Um toque sutil de realismo fantástico impregna a estreia na ficção da diretora franco-síria Soudade Kaadan, já a partir do título, O dia em que perdi minha sombra. Ao longo da narrativa, torna-se mais clara sua opção por retratar a guerra não a partir da abordagem crua de um campo de batalha, mas sim do ponto de vista dos civis que sofrem seus efeitos enquanto tentam desesperadamente suprir as necessidades mínimas do cotidiano.
A entrada em cena de Sana (Sawsan Arshid) e seu filho é peculiar. Ela sobe apressadamente as escadas do prédio onde mora, ultrapassando obstáculos no caminho - como uma patrulha fardada que pede identificações. A correria, a urgência para colocar roupas sujas numa precária máquina de lavar, na iminência da falta de luz, todo essas atitudes físicas dizem muito mais do que as palavras.

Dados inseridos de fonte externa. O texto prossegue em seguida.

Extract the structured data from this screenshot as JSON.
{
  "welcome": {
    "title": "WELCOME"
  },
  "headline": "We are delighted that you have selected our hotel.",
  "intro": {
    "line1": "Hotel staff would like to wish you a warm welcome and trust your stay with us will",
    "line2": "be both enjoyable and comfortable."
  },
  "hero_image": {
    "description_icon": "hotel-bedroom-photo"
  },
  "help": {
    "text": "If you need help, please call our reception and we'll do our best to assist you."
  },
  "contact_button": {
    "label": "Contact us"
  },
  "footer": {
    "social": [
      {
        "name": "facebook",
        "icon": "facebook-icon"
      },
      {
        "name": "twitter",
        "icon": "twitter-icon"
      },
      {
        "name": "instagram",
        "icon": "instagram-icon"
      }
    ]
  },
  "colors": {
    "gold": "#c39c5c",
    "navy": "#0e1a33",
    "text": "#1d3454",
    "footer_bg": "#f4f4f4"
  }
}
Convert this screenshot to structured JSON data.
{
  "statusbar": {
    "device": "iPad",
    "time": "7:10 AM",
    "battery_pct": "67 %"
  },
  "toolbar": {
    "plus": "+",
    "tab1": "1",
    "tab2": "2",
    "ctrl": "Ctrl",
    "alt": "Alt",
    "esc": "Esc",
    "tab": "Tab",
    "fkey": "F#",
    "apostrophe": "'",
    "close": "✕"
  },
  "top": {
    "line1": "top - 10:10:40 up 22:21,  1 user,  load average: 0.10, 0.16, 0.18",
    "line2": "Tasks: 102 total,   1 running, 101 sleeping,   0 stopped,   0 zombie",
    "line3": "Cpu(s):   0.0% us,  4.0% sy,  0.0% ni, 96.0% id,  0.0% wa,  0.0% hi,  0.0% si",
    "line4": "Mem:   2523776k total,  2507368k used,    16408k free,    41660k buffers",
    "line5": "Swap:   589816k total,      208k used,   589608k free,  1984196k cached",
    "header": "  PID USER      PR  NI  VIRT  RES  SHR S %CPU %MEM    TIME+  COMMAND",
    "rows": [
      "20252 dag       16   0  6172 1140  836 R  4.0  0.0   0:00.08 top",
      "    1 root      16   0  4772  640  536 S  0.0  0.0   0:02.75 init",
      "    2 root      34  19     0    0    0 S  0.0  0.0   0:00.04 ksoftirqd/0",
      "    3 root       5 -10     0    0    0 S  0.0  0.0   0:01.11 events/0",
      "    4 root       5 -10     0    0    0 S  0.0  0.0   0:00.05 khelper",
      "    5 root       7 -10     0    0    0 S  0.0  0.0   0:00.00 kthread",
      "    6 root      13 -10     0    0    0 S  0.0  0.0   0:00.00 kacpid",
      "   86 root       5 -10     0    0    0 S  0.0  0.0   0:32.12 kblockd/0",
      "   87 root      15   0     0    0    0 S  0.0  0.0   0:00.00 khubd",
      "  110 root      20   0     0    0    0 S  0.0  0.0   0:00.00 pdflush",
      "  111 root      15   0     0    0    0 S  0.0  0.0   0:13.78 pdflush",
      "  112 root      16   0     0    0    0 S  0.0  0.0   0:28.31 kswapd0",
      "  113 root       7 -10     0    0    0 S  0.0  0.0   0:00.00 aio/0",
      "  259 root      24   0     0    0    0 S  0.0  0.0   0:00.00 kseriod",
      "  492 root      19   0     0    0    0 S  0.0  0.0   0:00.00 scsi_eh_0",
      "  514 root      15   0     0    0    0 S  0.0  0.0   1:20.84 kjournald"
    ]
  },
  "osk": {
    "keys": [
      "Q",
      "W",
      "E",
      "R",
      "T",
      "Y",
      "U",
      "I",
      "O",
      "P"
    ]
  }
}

Estamos em estado de guerra, na Damasco de 2012 e as sombras são, de várias maneiras, uma questão de vida ou de morte. Numa cidade em que o fornecimento de eletricidade é precário, Sana e o filho cobrem-se com cobertores, usando-os como tendas, comem e conversam baixinho embaixo deles, ocultando tanto quanto possível a tênue luz de uma vela - ser muito visível neste contexto é tornar-se alvo de franco-atiradores.
Nada disto se diz explicitamente - se compreende. E esta é uma das qualidades de um filme que aposta mais nas imagens do que no excesso de explicações.
Sana leva adiante o dia-a-dia, driblando ausências, como a do marido, que trabalha no exterior, e a do patrão, dono da farmácia em que trabalha, um dos muitos desaparecidos na situação de guerra e repressão. A escassez pontua a sua e igualmente outras existências - faltam alimentos e, a esta altura, o gás, cujo preço sobe numa incontrolável cotação. Num dia em que sai à rua para tentar comprar um botijão, o destino de Sana esbarra no de dois personagens com quem compartilha a jornada infernal da história, os irmãos Jalal (Samer Ismail) e Reem (Reham Alkassar). O fracasso desta compra leva os três num trajeto que começa num táxi e se estende por um bosque, onde o risco de morte os acompanha a cada passo.
Desenvolvendo sua narrativa de forma fortemente simbólica, ainda que nutrida por um núcleo realista, a diretora infiltra nestes personagens o peso da situação da guerra, o desmonte do país, a insegurança onipresente - além do citado realismo mágico no detalhe da sombra, que é perdida por algumas pessoas. Numa live organizada pela 15a. Mostra Mundo Árabe em Casa, em que este filme teve sua primeira exibição brasileira, a diretora explicou que a sombra perdida foi a primeira imagem que lhe ocorreu sobre aquele que se tornaria o roteiro do filme. E destacou que o sentido metafórico desta perda não se inspira em nenhum misticismo ou religião.
O poder de sugestão pelo deslocamento febril de Sana, Jalal e Reem em seus caminhos fortalece um envolvimento emocional com estas figuras, colhidas em situações extremas, levadas a escolhas aflitas. Embora a diretora, alegadamente, tenha se furtado a fazer declarações políticas específicas, é muito claro como ela vê a atual situação de seu país: toda racionalidade foi abandonada, independentemente de qual seja o lado dos combatentes.
Com uma carreira de documentarista, Soudade Kaadan não deixou de injetar realismo a cada detalhe de sua história, diante ou atrás das câmeras. Forçada a filmar boa parte do filme no Líbano, ela teve dificuldades em escalar atores sírios, como pretendia. Vários deles eram refugiados no Líbano. Outros, depois do filme, pediram asilo em países como a França e a Alemanha. A diretora mesma, depois de radicar-se na França, agora vive na Inglaterra. A identidade síria hoje é uma dolorosa situação de exílio, mesmo para aqueles que ainda vivem em suas fronteiras.